The real problem is what common NFS clients expect about the inode numbers; specifically, they expect the inode number to be unique in the client's view of the filesystem, and from the client's view it only mounted one filesystem. Meanwhile, on the server there are multiple filesystems and their inode numbers are almost certain to overlap. The result is explosions in some programs on the client under some circumstances, as the programs see duplicate inode numbers for files that are not actually hardlinks to each other.
(The client kernels generally don't care; the inode numbers that user programs see are unrelated to the NFS filehandles that the kernel uses.)
Technically this is a client side problem, but I doubt that any NFS client implementation actually gets it right. (And it is very hard to get right, since the client has to somehow make up unique yet ideally persistent inode numbers.)

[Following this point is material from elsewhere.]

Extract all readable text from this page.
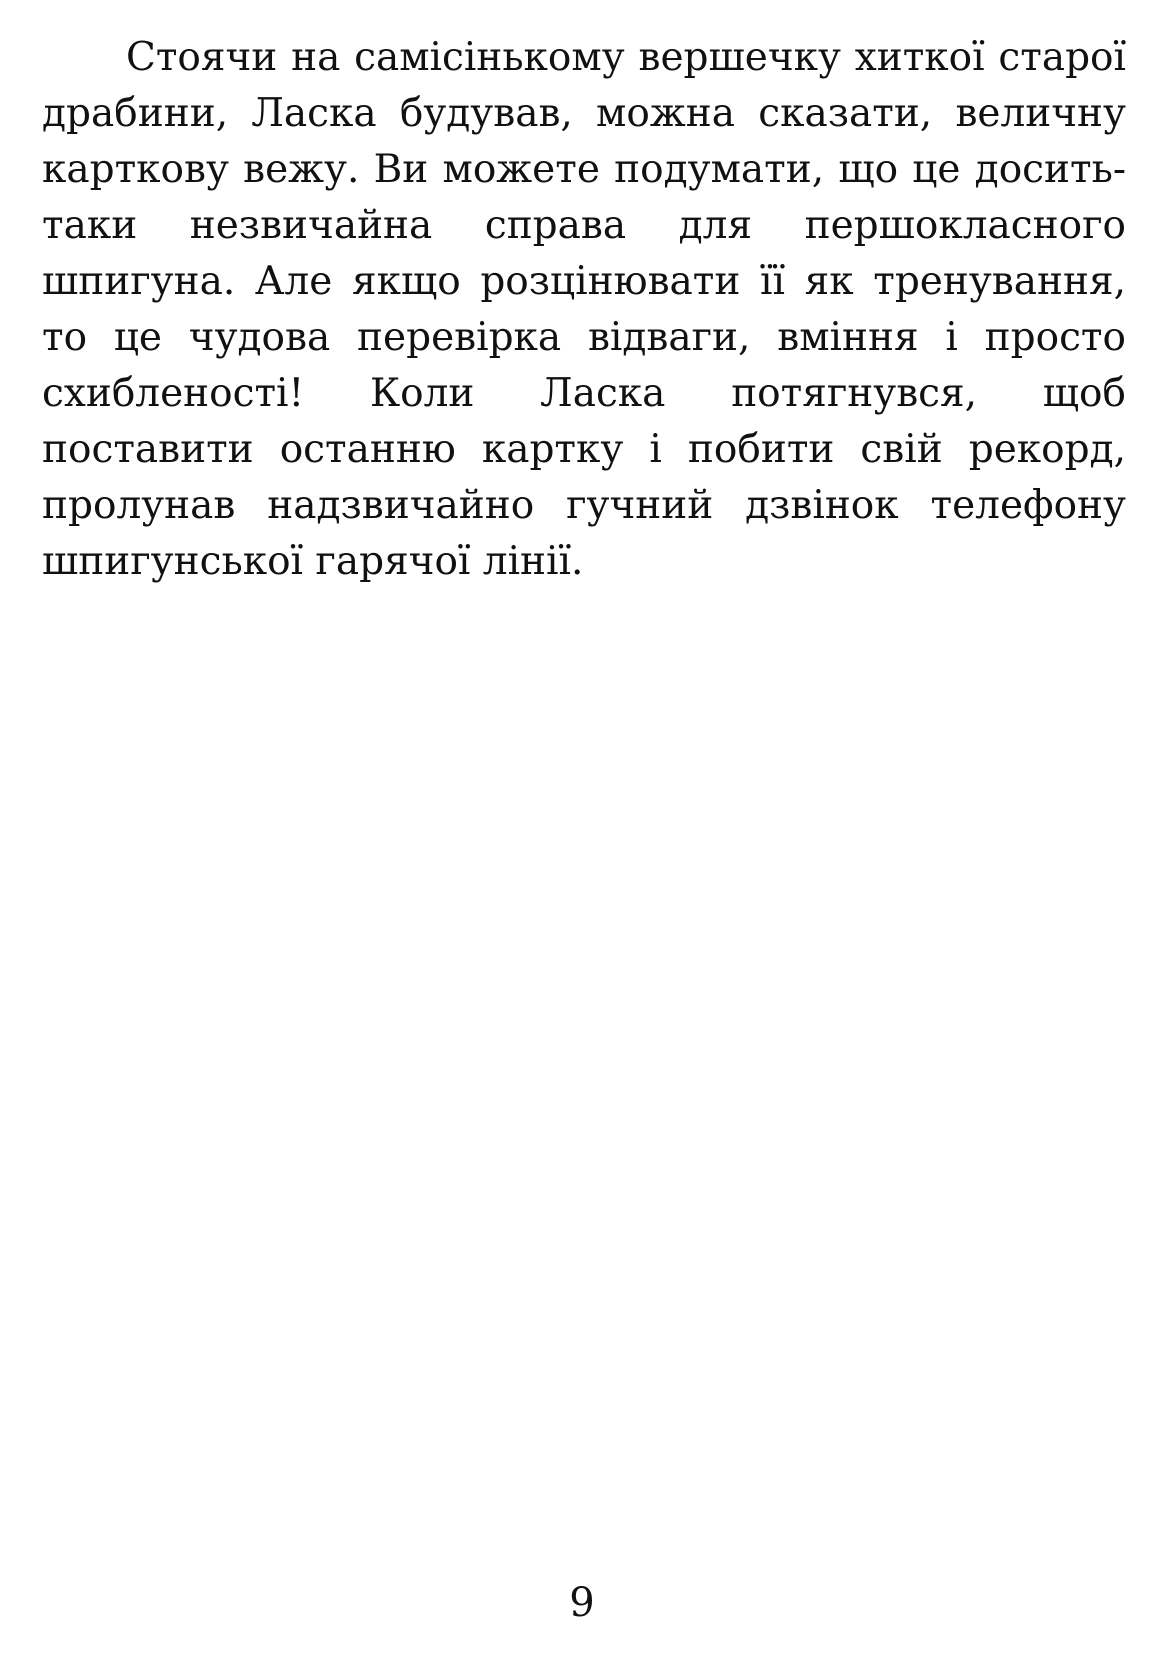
Стоячи на самісінькому вершечку хиткої старої драбини, Ласка будував, можна сказати, величну карткову вежу. Ви можете подумати, що це досить-таки незвичайна справа для першокласного шпигуна. Але якщо розцінювати її як тренування, то це чудова перевірка відваги, вміння і просто схибленості! Коли Ласка потягнувся, щоб поставити останню картку і побити свій рекорд, пролунав надзвичайно гучний дзвінок телефону шпигунської гарячої лінії.

9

(This is the kind of thing that I write down in part so that I can remember the logic the next time I wonder about it.)
Sidebar: the more subtle failures
Okay, that's not quite all that goes wrong if the server lets NFS
clients transparently cross filesystem boundaries, because there are
various operations that don't work across server filesystem boundaries
despite looking like they should on the client. For example, if
/home on the client is all one single NFS mount, a program is
rationally entitled to believe that it can hardlink /home/fred/a to
/home/group1/jim/b. In practice this is going to fail with an error
because on the server that's a cross-filesystem hardlink.